To be fair, the ECB faces a Herculean task with no easy solutions. Whatever it does is sure to offend someone, and skeptics doubt that it has any weapons left in its arsenal that could make a big difference. Some of the weaker countries in Europe, like Greece, have been resistant to the spending cuts the ECB has tried to impose as part of a solution.

In the U.S., General Motors and Kellogg reported lower quarterly profits, which they attributed partly to Europe.

In other trading:

-Knight Capital Group, the trading firm that took the blame for a technical glitch that sent trading of dozens of stocks into chaos early Wednesday, lost more than half its market value. Knight's stock plunged $4.36 to $2.58, down nearly 63 percent on the day. Knight said it would suffer a $440 million loss because of the trading problems.

-Abercrombie & Fitch dropped 15 percent and Aeropostale dropped 33 percent after both companies pre-announcing weak second-quarter sales. Abercrombie lost $4.96 to $29.06. Aeropostale lost $6.37 to $13.08.
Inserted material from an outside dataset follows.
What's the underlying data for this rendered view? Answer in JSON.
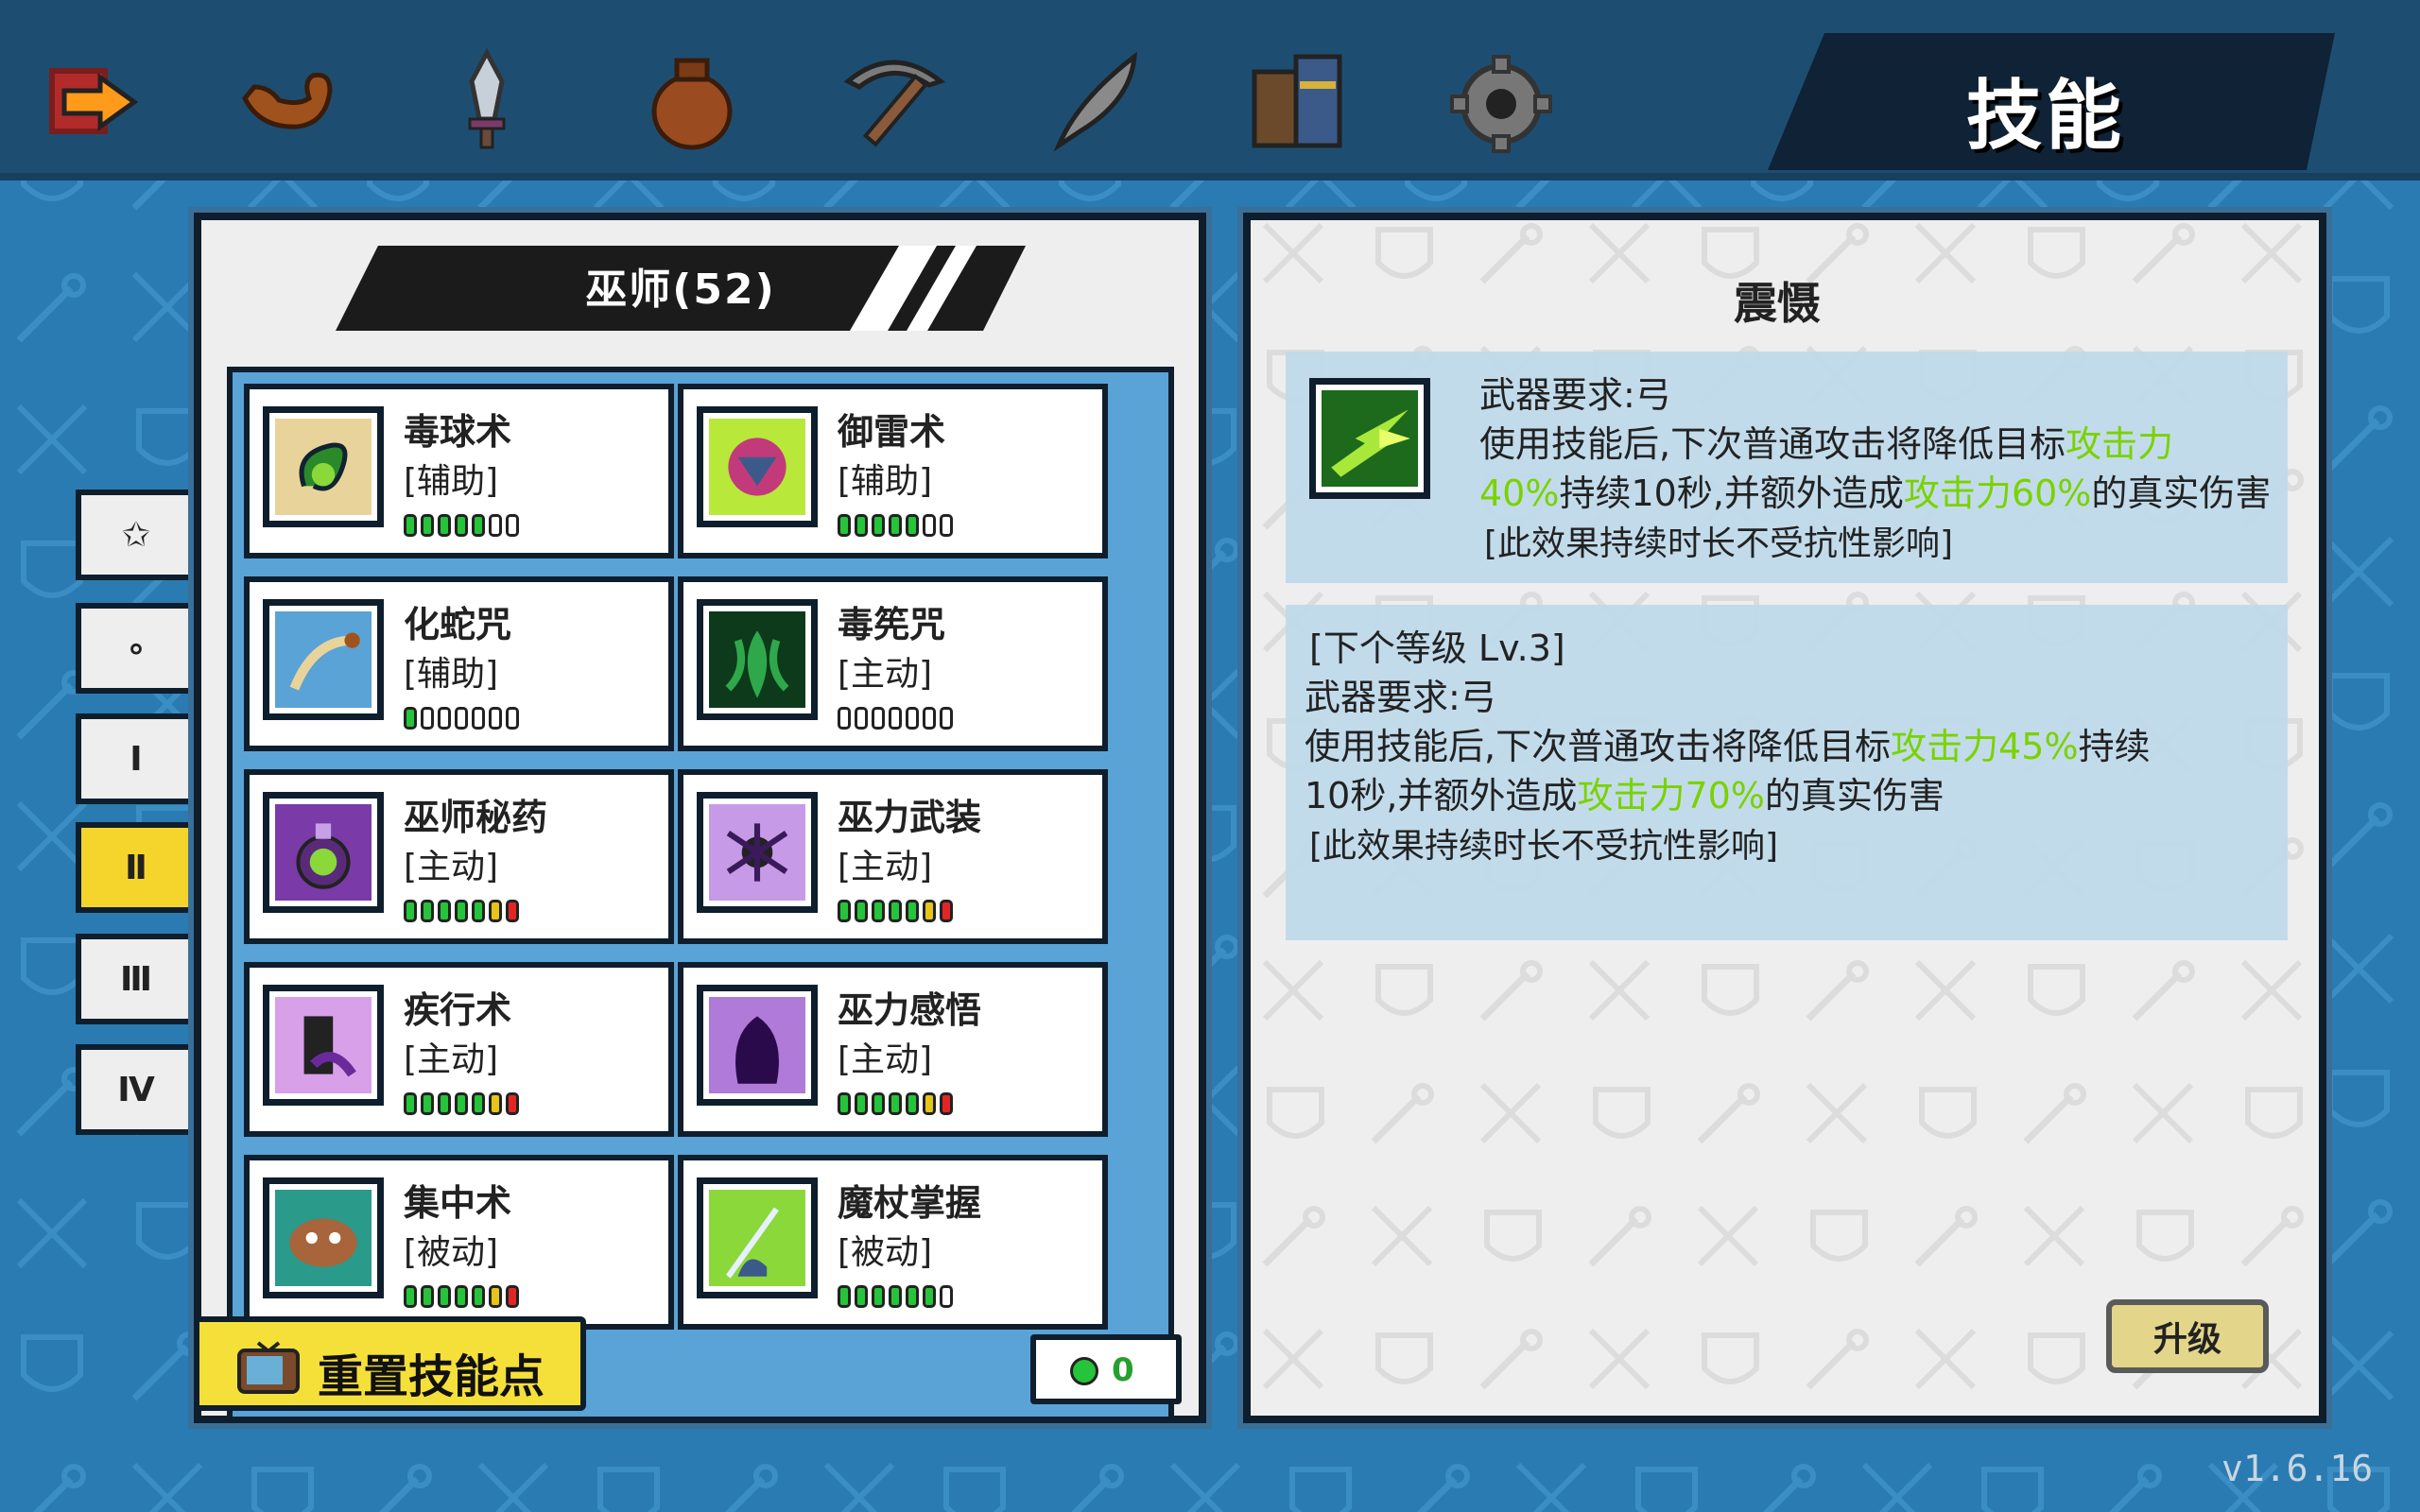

-Bristol-Myers Squibb, the drug company, fell 8.6 percent after suspending a study of a potential hepatitis C treatment, citing patient safety issues. The stock lost $3.05 to $32.55.

-There were some positive signs about the economy but they got lost in the stronger maelstrom. Retailers including Target, Limited Brands and Gap announced that July sales had beat expectations. Shares of all three companies were up in early trading. Gap rose the most, climbing 9 percent, or $2.60, to $32.02.